Prime Minister of Azad Kashmir
- In office 5 July 1975 – 31 August 1977
- Preceded by: Office established
- Succeeded by: Sardar Sikdandar Hayat

President of Azad Kashmir
- In office 7 August 1964 – 7 October 1969
- Preceded by: Khurshid Hasan Khurshid
- Succeeded by: Abdul Rahman Khan (interim)

Chief Justice of High Court of Azad Kashmir
- In office 1 October 1963 – 13 October 1964
- Preceded by: Fayyaz Hussain Shah
- Succeeded by: Khwaja Muhammad Sharif

Personal details
- Born: 15 October 1907
- Party: Independent
- Relations: Abdul Majid Khan (grandson)

= Abdul Hamid Khan (Azad Kashmiri politician) =

Pakistani politician (born 1907)

Khan Abdul Hamid Khan (Urdu: خان عبدالحمید خان, pronounced [xa:ɳ əbdʊl ɦəm'i:d xa:ɳ], born 15 October 1907, date of death unknown) was a Pakistani Azad Kashmiri politician and jurist who served as the 1st Prime Minister of Azad Kashmir from 1 June 1975 to 31 August 1977. He was succeeded by late Sikandar Hayat Khan (June 1985 to June 1990).
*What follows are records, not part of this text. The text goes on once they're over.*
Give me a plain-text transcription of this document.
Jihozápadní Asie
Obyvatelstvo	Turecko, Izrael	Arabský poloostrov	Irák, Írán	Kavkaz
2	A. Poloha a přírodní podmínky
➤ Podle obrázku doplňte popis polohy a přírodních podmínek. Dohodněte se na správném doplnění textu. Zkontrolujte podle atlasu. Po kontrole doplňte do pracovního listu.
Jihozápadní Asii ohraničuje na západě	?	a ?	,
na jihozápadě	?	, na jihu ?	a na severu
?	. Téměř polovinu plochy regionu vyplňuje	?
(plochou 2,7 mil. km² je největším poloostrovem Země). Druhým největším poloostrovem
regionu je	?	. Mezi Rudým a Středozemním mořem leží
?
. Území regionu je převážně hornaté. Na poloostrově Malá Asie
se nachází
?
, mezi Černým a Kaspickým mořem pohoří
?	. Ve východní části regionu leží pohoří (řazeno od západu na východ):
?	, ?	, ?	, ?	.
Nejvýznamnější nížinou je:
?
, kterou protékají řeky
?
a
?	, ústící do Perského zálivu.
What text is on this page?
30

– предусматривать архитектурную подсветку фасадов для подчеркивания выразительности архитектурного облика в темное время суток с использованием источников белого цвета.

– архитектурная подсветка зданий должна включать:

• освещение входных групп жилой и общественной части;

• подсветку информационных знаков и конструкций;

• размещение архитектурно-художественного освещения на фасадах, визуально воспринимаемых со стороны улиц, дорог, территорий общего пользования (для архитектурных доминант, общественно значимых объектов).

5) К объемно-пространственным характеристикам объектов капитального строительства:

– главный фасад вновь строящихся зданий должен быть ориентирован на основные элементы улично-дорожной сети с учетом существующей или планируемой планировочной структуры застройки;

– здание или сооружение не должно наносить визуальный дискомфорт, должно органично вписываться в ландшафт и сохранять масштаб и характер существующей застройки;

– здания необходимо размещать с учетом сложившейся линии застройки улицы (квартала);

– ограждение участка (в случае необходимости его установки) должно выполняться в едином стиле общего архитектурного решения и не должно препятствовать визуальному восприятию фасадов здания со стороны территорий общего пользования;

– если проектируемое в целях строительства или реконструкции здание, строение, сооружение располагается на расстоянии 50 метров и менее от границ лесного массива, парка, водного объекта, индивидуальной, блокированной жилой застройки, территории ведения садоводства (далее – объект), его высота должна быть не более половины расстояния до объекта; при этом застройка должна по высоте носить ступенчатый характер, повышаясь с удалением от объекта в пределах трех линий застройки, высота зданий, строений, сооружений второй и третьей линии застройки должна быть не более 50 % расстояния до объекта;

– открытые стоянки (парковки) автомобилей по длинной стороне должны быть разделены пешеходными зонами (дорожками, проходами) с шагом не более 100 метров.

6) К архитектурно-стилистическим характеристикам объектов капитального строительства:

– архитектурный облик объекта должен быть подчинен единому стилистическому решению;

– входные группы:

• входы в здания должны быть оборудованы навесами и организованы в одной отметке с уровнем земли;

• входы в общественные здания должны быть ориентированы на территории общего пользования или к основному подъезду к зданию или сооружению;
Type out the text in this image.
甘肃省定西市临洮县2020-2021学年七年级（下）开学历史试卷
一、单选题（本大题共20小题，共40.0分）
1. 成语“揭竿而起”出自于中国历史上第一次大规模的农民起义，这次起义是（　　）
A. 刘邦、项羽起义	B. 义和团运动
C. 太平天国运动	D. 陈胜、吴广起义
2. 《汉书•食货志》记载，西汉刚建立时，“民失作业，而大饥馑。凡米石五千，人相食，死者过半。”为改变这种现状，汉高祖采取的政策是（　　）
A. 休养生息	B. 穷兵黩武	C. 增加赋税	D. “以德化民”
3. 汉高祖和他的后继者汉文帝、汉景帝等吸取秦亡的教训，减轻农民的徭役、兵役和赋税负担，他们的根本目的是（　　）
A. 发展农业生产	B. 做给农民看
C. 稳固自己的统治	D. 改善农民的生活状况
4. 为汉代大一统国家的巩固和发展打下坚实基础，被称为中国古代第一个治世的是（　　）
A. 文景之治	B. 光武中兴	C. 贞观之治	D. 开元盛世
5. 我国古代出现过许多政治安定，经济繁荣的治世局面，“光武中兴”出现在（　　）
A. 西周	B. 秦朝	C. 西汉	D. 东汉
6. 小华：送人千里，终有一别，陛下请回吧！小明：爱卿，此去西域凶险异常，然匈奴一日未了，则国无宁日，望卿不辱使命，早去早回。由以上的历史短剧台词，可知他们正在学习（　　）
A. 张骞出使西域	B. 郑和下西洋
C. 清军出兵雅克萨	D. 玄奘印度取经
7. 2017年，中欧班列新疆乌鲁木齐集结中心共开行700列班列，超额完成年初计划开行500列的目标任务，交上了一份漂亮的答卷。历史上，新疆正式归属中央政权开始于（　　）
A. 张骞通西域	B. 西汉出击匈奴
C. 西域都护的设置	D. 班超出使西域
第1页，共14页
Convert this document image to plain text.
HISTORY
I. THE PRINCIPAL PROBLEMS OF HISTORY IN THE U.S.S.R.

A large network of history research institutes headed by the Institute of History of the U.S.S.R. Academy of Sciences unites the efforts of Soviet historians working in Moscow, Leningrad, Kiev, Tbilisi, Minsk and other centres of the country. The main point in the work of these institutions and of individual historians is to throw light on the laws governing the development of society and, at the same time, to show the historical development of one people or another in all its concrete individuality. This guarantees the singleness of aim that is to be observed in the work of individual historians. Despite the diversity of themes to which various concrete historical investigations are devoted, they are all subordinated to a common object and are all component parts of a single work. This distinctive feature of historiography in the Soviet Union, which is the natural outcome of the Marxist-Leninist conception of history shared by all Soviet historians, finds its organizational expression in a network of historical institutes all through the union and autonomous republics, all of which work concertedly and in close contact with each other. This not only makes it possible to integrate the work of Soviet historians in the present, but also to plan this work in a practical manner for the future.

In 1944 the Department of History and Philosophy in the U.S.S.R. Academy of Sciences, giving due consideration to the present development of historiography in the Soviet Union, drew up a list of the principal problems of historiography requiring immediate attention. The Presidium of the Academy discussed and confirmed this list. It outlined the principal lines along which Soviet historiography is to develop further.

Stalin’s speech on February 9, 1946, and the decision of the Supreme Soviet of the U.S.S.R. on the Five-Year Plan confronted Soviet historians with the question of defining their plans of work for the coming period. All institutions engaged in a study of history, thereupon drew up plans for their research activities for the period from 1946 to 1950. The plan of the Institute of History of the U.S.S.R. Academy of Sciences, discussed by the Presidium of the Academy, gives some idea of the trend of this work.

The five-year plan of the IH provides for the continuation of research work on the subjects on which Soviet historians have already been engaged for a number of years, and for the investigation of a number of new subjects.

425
He also served as President of Azad Jammu and Kashmir from 7 August 1964 to 7 October 1969.

Khan's older brother, Abdul Qayyum Khan, was a well known Pakistani politician who served as the Chief Minister of Khyber Pakhtunkhwa and Interior Minister of Pakistan. He belonged to the Swati tribe living in Baramaulla.